Et Maigret lui chuchota quelques mots à l’oreille. Leduc parut surpris, gêné.
— Tu crois que… ?
Il se décida à partir et on le vit tourner la manivelle de sa voiture.
— Ici, c’est Françoise… Oui… Je vous téléphone de la chambre du commissaire… Ma mère est arrivée… Oui ! le commissaire demande que vous veniez… Non !… Non !… Je vous jure que non !…
Et cette cascade de « non » était prononcée avec force, avec angoisse.
— Puisque je vous dis que non !
Elle resta debout près de la table, toute raide.
Maigret, en allumant sa pipe, la regardait en souriant, tandis que Joséphine Beausoleil se mettait de la poudre.
X
Le billet
Le silence durait depuis quelques instants, quand Maigret vit Françoise sourciller en regardant vers la place, puis détourner brusquement la tête avec inquiétude.
C’était Mme Rivaud qui traversait le terre-plein, se dirigeant vers l’hôtel. Illusion d’optique ? Ou bien le fait qu’il se passait des choses graves teintait-il tout de sombre ? Toujours est-il que, vue à distance, elle faisait penser à un personnage de drame. Elle semblait poussée en avant par une force invisible à laquelle elle ne tentait pas de résister.
On distingua bientôt son visage. Il était pâle. Les cheveux étaient en désordre. Le manteau n’était pas boutonné.
— Voilà Germaine… remarqua enfin Mme Beausoleil. On a dû lui dire que je suis ici…

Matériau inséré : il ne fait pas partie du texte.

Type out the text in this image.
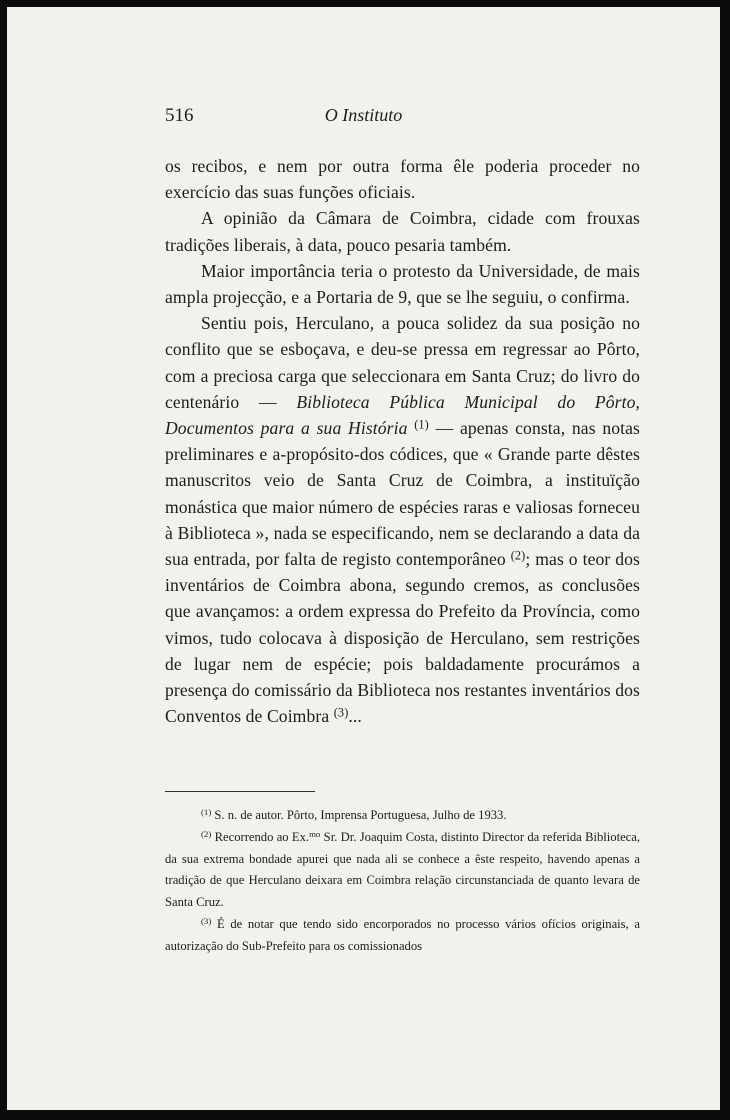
516	O Instituto

os recibos, e nem por outra forma êle poderia proceder no exercício das suas funções oficiais.

A opinião da Câmara de Coimbra, cidade com frouxas tradições liberais, à data, pouco pesaria também.

Maior importância teria o protesto da Universidade, de mais ampla projecção, e a Portaria de 9, que se lhe seguiu, o confirma.

Sentiu pois, Herculano, a pouca solidez da sua posição no conflito que se esboçava, e deu-se pressa em regressar ao Pôrto, com a preciosa carga que seleccionara em Santa Cruz; do livro do centenário — Biblioteca Pública Municipal do Pôrto, Documentos para a sua História $^{(1)}$ — apenas consta, nas notas preliminares e a-propósito-dos códices, que « Grande parte dêstes manuscritos veio de Santa Cruz de Coimbra, a instituïção monástica que maior número de espécies raras e valiosas forneceu à Biblioteca », nada se especificando, nem se declarando a data da sua entrada, por falta de registo contemporâneo $^{(2)}$; mas o teor dos inventários de Coimbra abona, segundo cremos, as conclusões que avançamos: a ordem expressa do Prefeito da Província, como vimos, tudo colocava à disposição de Herculano, sem restrições de lugar nem de espécie; pois baldadamente procurámos a presença do comissário da Biblioteca nos restantes inventários dos Conventos de Coimbra $^{(3)}$...

$^{(1)}$ S. n. de autor. Pôrto, Imprensa Portuguesa, Julho de 1933.

$^{(2)}$ Recorrendo ao Ex.$^{mo}$ Sr. Dr. Joaquim Costa, distinto Director da referida Biblioteca, da sua extrema bondade apurei que nada ali se conhece a êste respeito, havendo apenas a tradição de que Herculano deixara em Coimbra relação circunstanciada de quanto levara de Santa Cruz.

$^{(3)}$ É de notar que tendo sido encorporados no processo vários ofícios originais, a autorização do Sub-Prefeito para os comissionados
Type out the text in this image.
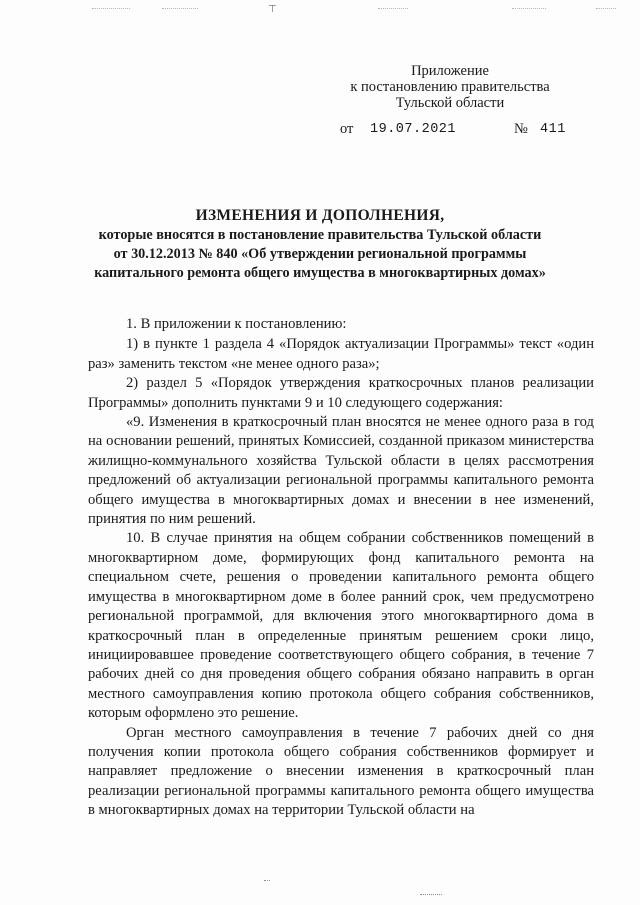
⊤
Приложение
к постановлению правительства
Тульской области
от 19.07.2021	№ 411
ИЗМЕНЕНИЯ И ДОПОЛНЕНИЯ,
которые вносятся в постановление правительства Тульской области
от 30.12.2013 № 840 «Об утверждении региональной программы
капитального ремонта общего имущества в многоквартирных домах»

1. В приложении к постановлению:

1) в пункте 1 раздела 4 «Порядок актуализации Программы» текст «один раз» заменить текстом «не менее одного раза»;

2) раздел 5 «Порядок утверждения краткосрочных планов реализации Программы» дополнить пунктами 9 и 10 следующего содержания:

«9. Изменения в краткосрочный план вносятся не менее одного раза в год на основании решений, принятых Комиссией, созданной приказом министерства жилищно-коммунального хозяйства Тульской области в целях рассмотрения предложений об актуализации региональной программы капитального ремонта общего имущества в многоквартирных домах и внесении в нее изменений, принятия по ним решений.

10. В случае принятия на общем собрании собственников помещений в многоквартирном доме, формирующих фонд капитального ремонта на специальном счете, решения о проведении капитального ремонта общего имущества в многоквартирном доме в более ранний срок, чем предусмотрено региональной программой, для включения этого многоквартирного дома в краткосрочный план в определенные принятым решением сроки лицо, инициировавшее проведение соответствующего общего собрания, в течение 7 рабочих дней со дня проведения общего собрания обязано направить в орган местного самоуправления копию протокола общего собрания собственников, которым оформлено это решение.

Орган местного самоуправления в течение 7 рабочих дней со дня получения копии протокола общего собрания собственников формирует и направляет предложение о внесении изменения в краткосрочный план реализации региональной программы капитального ремонта общего имущества в многоквартирных домах на территории Тульской области на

Mme Maigret, machinalement, alla ouvrir la porte. Et quand on vit Mme Rivaud de tout près, on comprit qu’elle vivait vraiment une heure tragique.
Pourtant elle faisait un effort pour être calme, pour sourire. Mais il y avait de l’égarement dans son regard. Ses traits avaient des frémissements soudains qu’elle ne pouvait pas réprimer.
— Excusez-moi, monsieur le commissaire… On m’a dit que ma mère et ma sœur étaient ici et…
— Qui vous a dit cela ?
— Qui ?… répéta-t-elle en tremblant.
Quelle différence entre elle et Françoise ! Mme Rivaud était la sacrifiée, la femme qui avait gardé ses allures plébéiennes et qu’on devait traiter sans le moindre égard. Sa mère elle-même la regardait avec une certaine sévérité.